Publié par Le Passeur sur 16 Octobre 2010, 12:42pm

Catégories : #Sacré et Foi

5108354397_5f7b227229.jpgAu cours des derniers siècles avec l’avènement de la technologie et des Sciences en notre doux pays de France le temps réservé aux différents cultes s’est progressivement réduit comme une peau de chagrin ; nous l’avons remplacé par un culte de la raison cartésienne.

Que signifie donc cette Foi peu ou prou débordante, une force mystérieuse qui anime encore les êtres humains, après nos ancêtres et interroge toujours plus de 2 milliard  de chrétiens, 1/5 de musulmans, 700 millions d’hindouistes et environ un milliard de croyants non monothéistes (Bouddhistes, Confucianistes, Shintoïstes, Taoïstes…). L’expérience du psychanalyste montre que la Foi n’est pas spécifique aux croyants mais qu’un malentendu existe à cet endroit que nous allons nous efforcer d’éclairer.

Toutes les religions se sont effritées et se sont succédées au cours de millénaires. Que faut-il penser de tous ces faits, de tous ces courants spirituels ?

Il est difficile de trouver une définition précise de la Foi ; on pourrait la définir comme un désir qu’on croit trouver en soi et pour lequel on se consume sans en trouver le « Pourquoi ? ».

Eh bien, la foi c’est bien la place du feu, du foyer (« La Foué ! »), et avoir la foi c’est avoir bien chaud, en étant dans un milieu agréable car chaleureux et épanouissant.

Cette croissance ne peut se développer que dans un milieu de foi : il faut donc être dans le foyer de la vie, c’est-à-dire être animé par l’essentiel de la vie !

Le foyer est source de chaleur, il est source de vie.

C’est donc une manière de conjuguer le verbe Etre dans la plénitude d’un échange complet dans le feu des sens partagés, ce qui va engendrer une énergie donc une force réchauffante, une force naissante et une force assouvissante.

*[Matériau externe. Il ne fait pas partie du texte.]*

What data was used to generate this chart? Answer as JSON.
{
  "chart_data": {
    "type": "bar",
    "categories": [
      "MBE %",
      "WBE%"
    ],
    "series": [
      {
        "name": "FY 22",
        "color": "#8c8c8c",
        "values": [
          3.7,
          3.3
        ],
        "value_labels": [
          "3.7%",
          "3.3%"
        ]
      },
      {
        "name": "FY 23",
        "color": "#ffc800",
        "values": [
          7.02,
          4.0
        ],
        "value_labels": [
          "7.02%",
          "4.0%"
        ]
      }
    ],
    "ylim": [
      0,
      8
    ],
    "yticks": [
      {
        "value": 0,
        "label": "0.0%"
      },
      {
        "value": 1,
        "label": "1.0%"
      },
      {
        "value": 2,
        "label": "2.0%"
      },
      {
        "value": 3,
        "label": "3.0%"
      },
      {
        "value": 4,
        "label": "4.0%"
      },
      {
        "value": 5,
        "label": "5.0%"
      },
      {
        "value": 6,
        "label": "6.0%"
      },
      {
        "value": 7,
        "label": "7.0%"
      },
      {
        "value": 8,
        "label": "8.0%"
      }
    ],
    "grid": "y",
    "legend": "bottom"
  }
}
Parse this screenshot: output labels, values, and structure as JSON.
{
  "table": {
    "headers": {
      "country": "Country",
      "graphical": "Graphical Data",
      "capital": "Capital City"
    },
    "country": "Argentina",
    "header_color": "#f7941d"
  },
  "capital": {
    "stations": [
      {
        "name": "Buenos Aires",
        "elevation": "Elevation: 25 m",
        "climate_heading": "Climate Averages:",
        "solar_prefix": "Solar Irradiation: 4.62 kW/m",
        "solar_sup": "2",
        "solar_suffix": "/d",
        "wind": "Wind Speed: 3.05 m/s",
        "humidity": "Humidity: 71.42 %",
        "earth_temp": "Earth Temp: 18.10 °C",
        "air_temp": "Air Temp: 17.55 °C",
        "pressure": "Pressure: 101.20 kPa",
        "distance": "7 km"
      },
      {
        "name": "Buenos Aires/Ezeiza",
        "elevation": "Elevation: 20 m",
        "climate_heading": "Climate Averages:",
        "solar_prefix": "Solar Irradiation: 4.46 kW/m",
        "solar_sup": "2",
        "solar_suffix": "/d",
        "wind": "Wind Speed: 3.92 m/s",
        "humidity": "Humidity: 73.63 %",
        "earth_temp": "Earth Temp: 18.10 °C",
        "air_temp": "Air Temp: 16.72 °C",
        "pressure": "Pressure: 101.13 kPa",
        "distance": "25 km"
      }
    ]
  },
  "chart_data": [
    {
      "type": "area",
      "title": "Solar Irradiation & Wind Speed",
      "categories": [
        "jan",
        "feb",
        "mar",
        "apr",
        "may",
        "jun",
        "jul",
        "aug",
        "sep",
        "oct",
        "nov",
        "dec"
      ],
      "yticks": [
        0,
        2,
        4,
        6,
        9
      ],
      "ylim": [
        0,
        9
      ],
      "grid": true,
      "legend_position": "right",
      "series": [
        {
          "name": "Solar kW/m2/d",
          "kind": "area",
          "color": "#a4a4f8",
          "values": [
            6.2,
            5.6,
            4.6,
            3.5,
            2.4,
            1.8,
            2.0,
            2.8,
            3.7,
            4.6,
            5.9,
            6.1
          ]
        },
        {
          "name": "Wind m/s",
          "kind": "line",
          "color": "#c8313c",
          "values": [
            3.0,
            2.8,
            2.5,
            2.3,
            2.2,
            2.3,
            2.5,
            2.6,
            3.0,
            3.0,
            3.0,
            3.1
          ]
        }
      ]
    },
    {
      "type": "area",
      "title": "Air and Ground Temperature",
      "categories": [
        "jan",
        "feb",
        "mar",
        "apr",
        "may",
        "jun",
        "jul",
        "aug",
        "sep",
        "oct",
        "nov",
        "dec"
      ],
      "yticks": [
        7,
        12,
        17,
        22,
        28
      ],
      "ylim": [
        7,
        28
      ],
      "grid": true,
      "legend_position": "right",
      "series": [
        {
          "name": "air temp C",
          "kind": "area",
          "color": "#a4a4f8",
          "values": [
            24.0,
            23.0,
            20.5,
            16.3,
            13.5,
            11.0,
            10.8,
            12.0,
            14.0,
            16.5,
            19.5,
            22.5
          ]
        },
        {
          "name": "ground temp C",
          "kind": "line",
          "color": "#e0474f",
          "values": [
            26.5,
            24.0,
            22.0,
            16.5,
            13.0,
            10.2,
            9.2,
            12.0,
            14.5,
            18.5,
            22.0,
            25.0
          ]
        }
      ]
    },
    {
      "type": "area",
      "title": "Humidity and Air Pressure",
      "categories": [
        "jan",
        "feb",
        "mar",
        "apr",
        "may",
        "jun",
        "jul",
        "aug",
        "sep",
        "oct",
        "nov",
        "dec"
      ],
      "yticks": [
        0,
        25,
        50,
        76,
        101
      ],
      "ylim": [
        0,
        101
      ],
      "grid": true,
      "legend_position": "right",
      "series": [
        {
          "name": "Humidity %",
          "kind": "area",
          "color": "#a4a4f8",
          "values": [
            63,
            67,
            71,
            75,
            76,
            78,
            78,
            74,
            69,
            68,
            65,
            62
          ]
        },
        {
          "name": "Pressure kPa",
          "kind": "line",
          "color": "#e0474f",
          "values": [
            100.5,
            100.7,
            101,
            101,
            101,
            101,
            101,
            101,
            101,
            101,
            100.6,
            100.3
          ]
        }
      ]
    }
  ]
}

Cette force va permettre de mouvoir non seulement des sentiments mais aussi des mouvements et encore un déplacement.

Si vos pas vous ont conduit à rencontrer en plein hiver une couleuvre ou une vipère bien froide placez-la devant un feu : elle va bientôt se réchauffer au point de pouvoir se mouvoir. Ensuite elle pourra se déplacer et même vous mordre, eh bien c’est la même chose !

File0108.jpgCe feu va permettre de faire naître la vie par ces trois cheminements dans un état de bien-être.

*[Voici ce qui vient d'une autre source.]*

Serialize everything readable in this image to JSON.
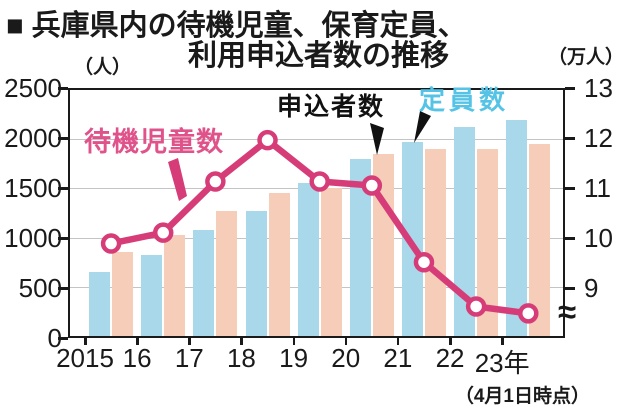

Vous me direz : on est loin des enseignements des Eglises ! Et bien justement : le clinicien vous dira que ceux qui ont froid sont mal dans leur peau, ils ont des humeurs acides donc agressives aussi bien pour leurs articulations que pour les autres.

Ceux qui n’ont pas Foi dans la vie ont des maladies de Foi et ont froid, donc le désagrément d’être dans un corps mal en point, l’échange est difficile, et l’art de les réchauffer particulièrement laborieux, tous les thérapeutes le savent.

La foi agit par réchauffement de cinq foyers successifs.

Le foyer des viscères digestifs : là les aliments s’échauffent et se transforment afin de permettre de faire avancer l’oeuvre des enzymes, progresser dans une séparation par un retirement mais aussi par un échauffement de la substance principale et nécessaire pour l’alimentation.

Le premier foyer va alimenter un second foyer : celui de l’air ou thoracique c’est tout ce qui entre dans le fonctionnement du haut de l’estomac, ce qui permet de faire battre les coeurs et donner un mouvement permanent et universel aux os.

Les derniers mis en mouvement vont allumer le troisième foyer : le feu des aspirations spirituelles, lequel allume et alimente le feu de la parole. J’allais oublier le plus important celui qui permet l’échange et la joie dans l’échange du plaisir : le feu des sexes.

Ces foyers génèrent ensemble une énergie vitalisante et vivifiante qui va donner au sujet la force et le courage mais parfois alimenter aussi bien la bêtise et l’idiotie. Ils agissent comme les fouets du cocher sur le cheval attelé au carrosse, en l’excitant, le menant à grands fracas sur le chemin de la vie.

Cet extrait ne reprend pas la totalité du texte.